Jener ging hin; bei der Rückkehr aber, als er unterwegs eine Berghöhle sah, dachte er: „Unser Lehrer gibt allen, die er sieht, auch ungebeten die Gebote. Ich werde bewirken, dass er von jetzt ab sie nur denen gibt, die darum bitten.“ Während die übrigen jungen Brahmanen ruhig schliefen, stand er auf, hob einen großen Stein auf und warf ihn in die Höhle. So tat er in einem fort.
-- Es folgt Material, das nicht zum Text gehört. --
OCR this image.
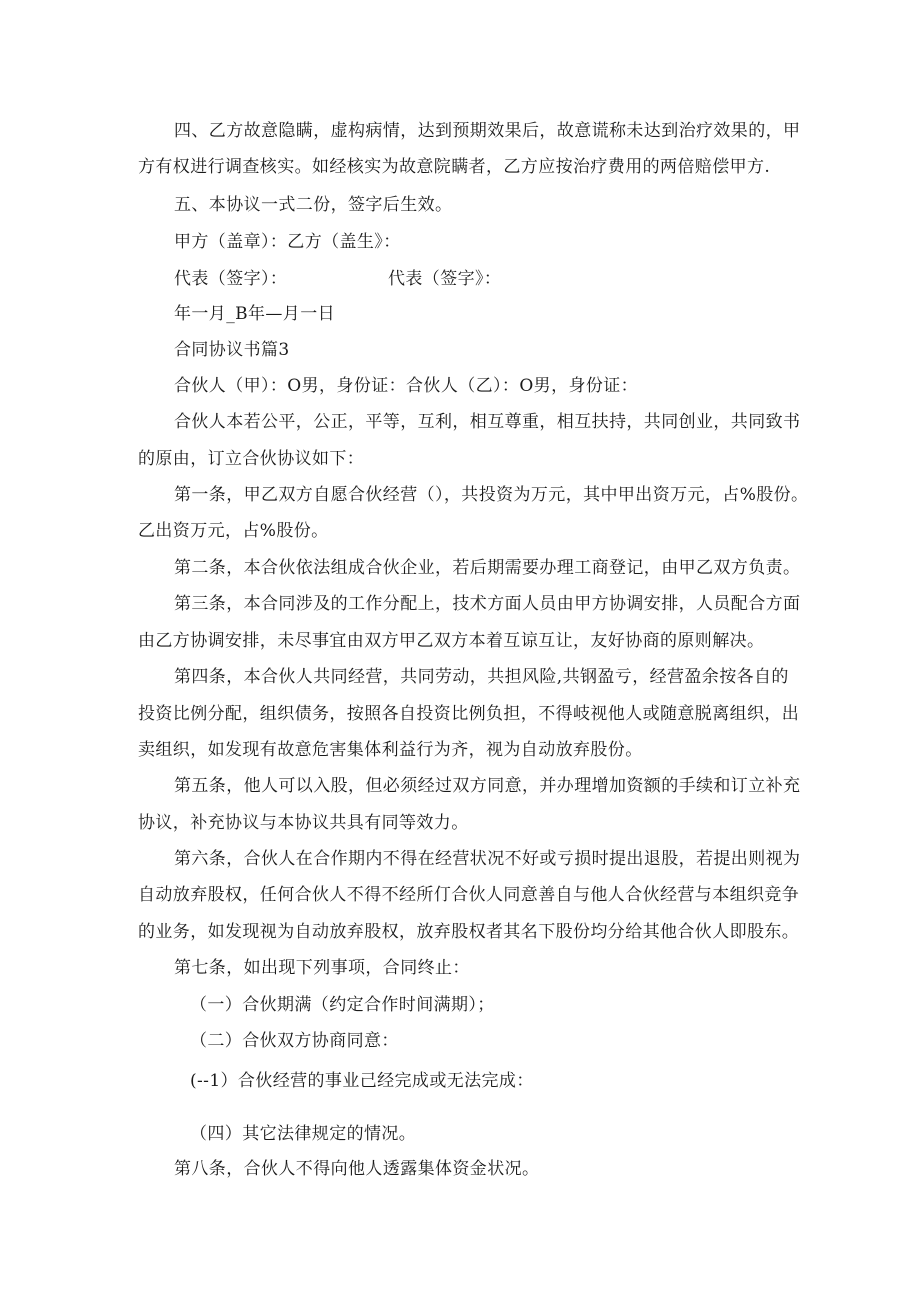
四、乙方故意隐瞒，虚构病情，达到预期效果后，故意谎称未达到治疗效果的，甲
方有权进行调查核实。如经核实为故意院瞒者，乙方应按治疗费用的两倍赔偿甲方.
五、本协议一式二份，签字后生效。
甲方（盖章）：乙方（盖生》：
代表（签字）：	代表（签字》：
年一月_B年—月一日
合同协议书篇3
合伙人（甲）：O男，身份证：合伙人（乙）：O男，身份证：
合伙人本若公平，公正，平等，互利，相互尊重，相互扶持，共同创业，共同致书
的原由，订立合伙协议如下：
第一条，甲乙双方自愿合伙经营（），共投资为万元，其中甲出资万元，占%股份。
乙出资万元，占%股份。
第二条，本合伙依法组成合伙企业，若后期需要办理工商登记，由甲乙双方负责。
第三条，本合同涉及的工作分配上，技术方面人员由甲方协调安排，人员配合方面
由乙方协调安排，未尽事宜由双方甲乙双方本着互谅互让，友好协商的原则解决。
第四条，本合伙人共同经营，共同劳动，共担风险,共钢盈亏，经营盈余按各自的
投资比例分配，组织债务，按照各自投资比例负担，不得岐视他人或随意脱离组织，出
卖组织，如发现有故意危害集体利益行为齐，视为自动放弃股份。
第五条，他人可以入股，但必须经过双方同意，并办理增加资额的手续和订立补充
协议，补充协议与本协议共具有同等效力。
第六条，合伙人在合作期内不得在经营状况不好或亏损时提出退股，若提出则视为
自动放弃股权，任何合伙人不得不经所仃合伙人同意善自与他人合伙经营与本组织竞争
的业务，如发现视为自动放弃股权，放弃股权者其名下股份均分给其他合伙人即股东。
第七条，如出现下列事项，合同终止：
（一）合伙期满（约定合作时间满期）；
（二）合伙双方协商同意：
(--1）合伙经营的事业己经完成或无法完成：
（四）其它法律规定的情况。
第八条，合伙人不得向他人透露集体资金状况。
Da erhoben sich die jungen Brahmanen und sagten: „Lehrer [2], was tust du?“ Jener sagte gar nichts. Darauf gingen sie rasch hin und teilten es ihrem Meister mit. Dieser kam herbei und sprach, jenen anredend, folgende erste Strophe:

[§1] „Allein im Walde in die Bergeshöhle wirfst immer du den Stein gestreckten Armes. Du scheinst dich immer wieder anzustrengen; was willst du denn damit, Karandiya?“

Als jener diese Worte vernahm, sprach er, um seinen Lehrer zu belehren, folgende zweite Strophe:

[§2] „Ich möchte diese meerumgrenzte Erde gleich machen wie die Fläche einer Hand, indem ich Sand und Felsen rings verstreue; darum werf ich die Steine in die Höhle.“

Als dies der Brahmane hörte, sprach er folgende dritte Strophe:

[§3] „Nicht ist ein einzelner im Stand, die Erde zu ebnen wie die Fläche einer Hand. Ich glaub, die Höhle hier wird schon genügen, Karandiya, bis an dein Lebensende.“

Als dies der junge Brahmane hörte, sprach er folgende vierte Strophe:

[§4] „Wenn diese Erde, wo die Menschen wohnen, ein einzelner nicht eben machen kann, so wirst auch du, Brahmane, diese Menschen, die so Verschiednes glauben, nicht bekehren.“

Als dies der Lehrer vernahm, sprach er etwas Passendes. Da er nämlich durch Karandiya gemerkt hatte, dass er gefehlt habe [3], und sich vornahm, nicht mehr so zu handeln, sprach er folgende fünfte Strophe:

[§5] „Mit kurzen Worten hast du meine Sache, Karandiya, so wie es recht, geschildert. So wenig wie ein einz'ger Mensch die Erde ganz gleich kann machen, ebenso die Menschen.“

So pries der Lehrer den jungen Brahmanen. Nachdem dieser aber seinen Lehrer belehrt hatte, führte er ihn nach Hause.

[§C]

Nachdem der Meister diese Unterweisung beschlossen hatte, verband er das Jātaka mit folgenden Worten: „Damals war der Brahmane Sāriputta, der junge Brahmane Karandiya aber war ich.“

Ende der Erzählung von Karandiya

Anmerkungen:

0a.
Ein Ehrentitel des Sāriputta.
1.
Dies ist der Name des Bodhisattva in diesem Jātaka.
2.
Der Bodhisattva als der älteste Schüler ist der Stellvertreter des Meisters und erhält daher auch diesen Titel.
3.
Die Konstruktion des Satzes ist mir nicht ganz klar. Was soll „Karandiko“ auf den Lehrer bezogen heißen? Etwa der Lehrer des Karandiya? Oder sollte es für „Karandito“ stehen, was allenfalls „von Karandiya“ heißen könnte? Francis lässt das Wort ganz aus in der Übersetzung.